Chiropractors range from the almost-respectable near-physiotherapeuts to the deranged zapfdings lunatic medieval alchemist types. Chiropractors who advertise chiropractic treatments for pets seem to fall pretty consistently in the latter category, and Norman “Rod” Block exudes the respectability of spam mails offering discount drugs. In his book Like Chiropractic for Elephants he claims to have “an uncanny touch sensory perception that allows him to connect with the person or animal he comes in contact with [like this?] … It is then that the animal senses his intention of wanting to help and releases inhibitions that allow discovery of where the root cause of the pain, stress or pressure may exist … The doctor uses his uncanny ability to tune into the root cause of animal states of disease without the use of drugs or surgery.” The title of his book presumably reflects Block’s membership in the International Association of Elephant Managers.

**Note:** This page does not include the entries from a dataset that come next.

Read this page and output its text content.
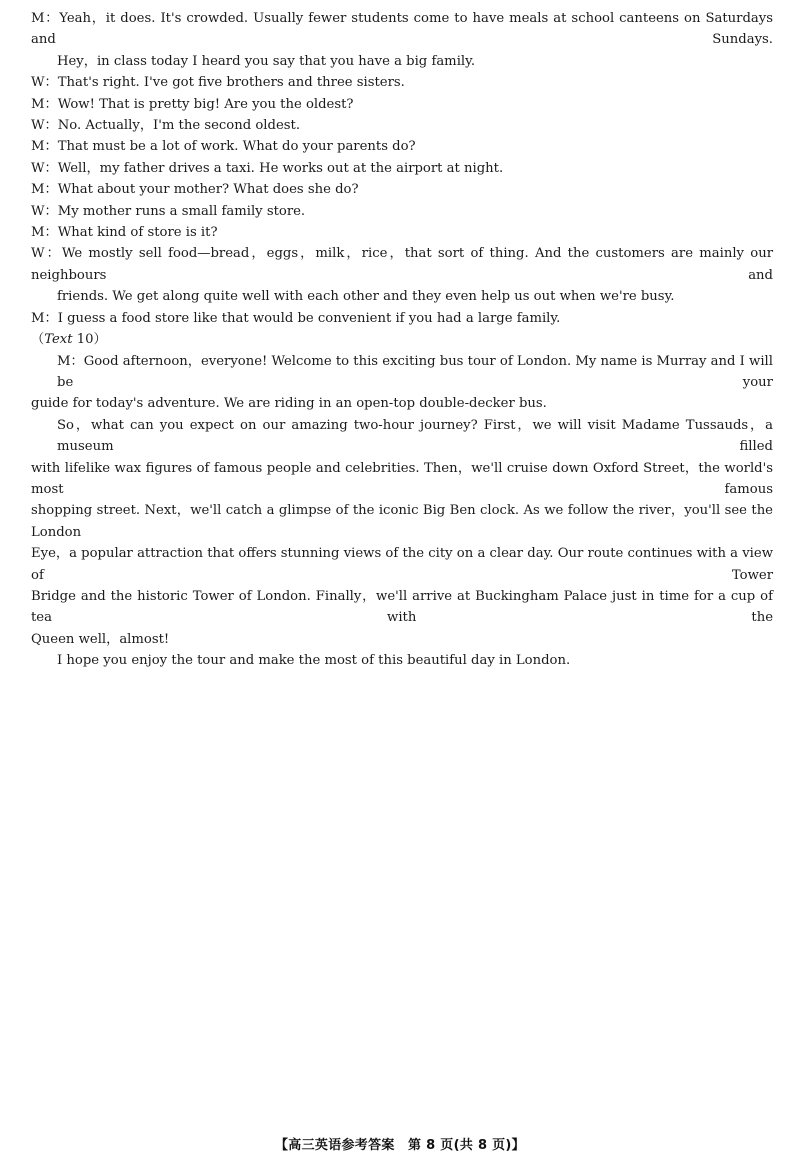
M：Yeah，it does. It's crowded. Usually fewer students come to have meals at school canteens on Saturdays and Sundays.
Hey，in class today I heard you say that you have a big family.
W：That's right. I've got five brothers and three sisters.
M：Wow! That is pretty big! Are you the oldest?
W：No. Actually，I'm the second oldest.
M：That must be a lot of work. What do your parents do?
W：Well，my father drives a taxi. He works out at the airport at night.
M：What about your mother? What does she do?
W：My mother runs a small family store.
M：What kind of store is it?
W：We mostly sell food—bread，eggs，milk，rice，that sort of thing. And the customers are mainly our neighbours and
friends. We get along quite well with each other and they even help us out when we're busy.
M：I guess a food store like that would be convenient if you had a large family.
（Text 10）
M：Good afternoon，everyone! Welcome to this exciting bus tour of London. My name is Murray and I will be your
guide for today's adventure. We are riding in an open-top double-decker bus.
So，what can you expect on our amazing two-hour journey? First，we will visit Madame Tussauds，a museum filled
with lifelike wax figures of famous people and celebrities. Then，we'll cruise down Oxford Street，the world's most famous
shopping street. Next，we'll catch a glimpse of the iconic Big Ben clock. As we follow the river，you'll see the London
Eye，a popular attraction that offers stunning views of the city on a clear day. Our route continues with a view of Tower
Bridge and the historic Tower of London. Finally，we'll arrive at Buckingham Palace just in time for a cup of tea with the
Queen well，almost!
I hope you enjoy the tour and make the most of this beautiful day in London.
【高三英语参考答案　第 8 页(共 8 页)】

Apparently Dr. Block supplements his understanding of the vertebral subluxation and his sensory abilities with something he calls “Quantum Shamanetics.” Oh, yes, there is quantum. “The quantum shamanist learns to trust and be guided by universal wisdom that exists beyond our genetic blueprint. By being part to, and observing, movement, one becomes more sensitive to subtle changes in energy. By following these dynamic changes, the shamanist develops a more expansive relationship with the flow of life and health.” Yes, that kind of quantum theory – the whale.to kind.
Of course, Block is not the only one to offer vitalistic gibberish for your pets. For instance, one Dr. Steven Eisen, a chiropractor who calls himself a “Holistic Dog Cancer Expert” has a book and series of web videos explaining how to circumvent the advice of real veterinarians and instead treat canine cancer with dietary measures and avoiding vaccines and parasite control products. Eisen is also known to respond to scientific disagreement over his recommendation in manners familiar from the realm of committed crackpots.
Diagnosis: Pseudoscientific gibberish aimed at the most gullible adherents of magical thinking, once again showing that there is no limit to what some people will take seriously.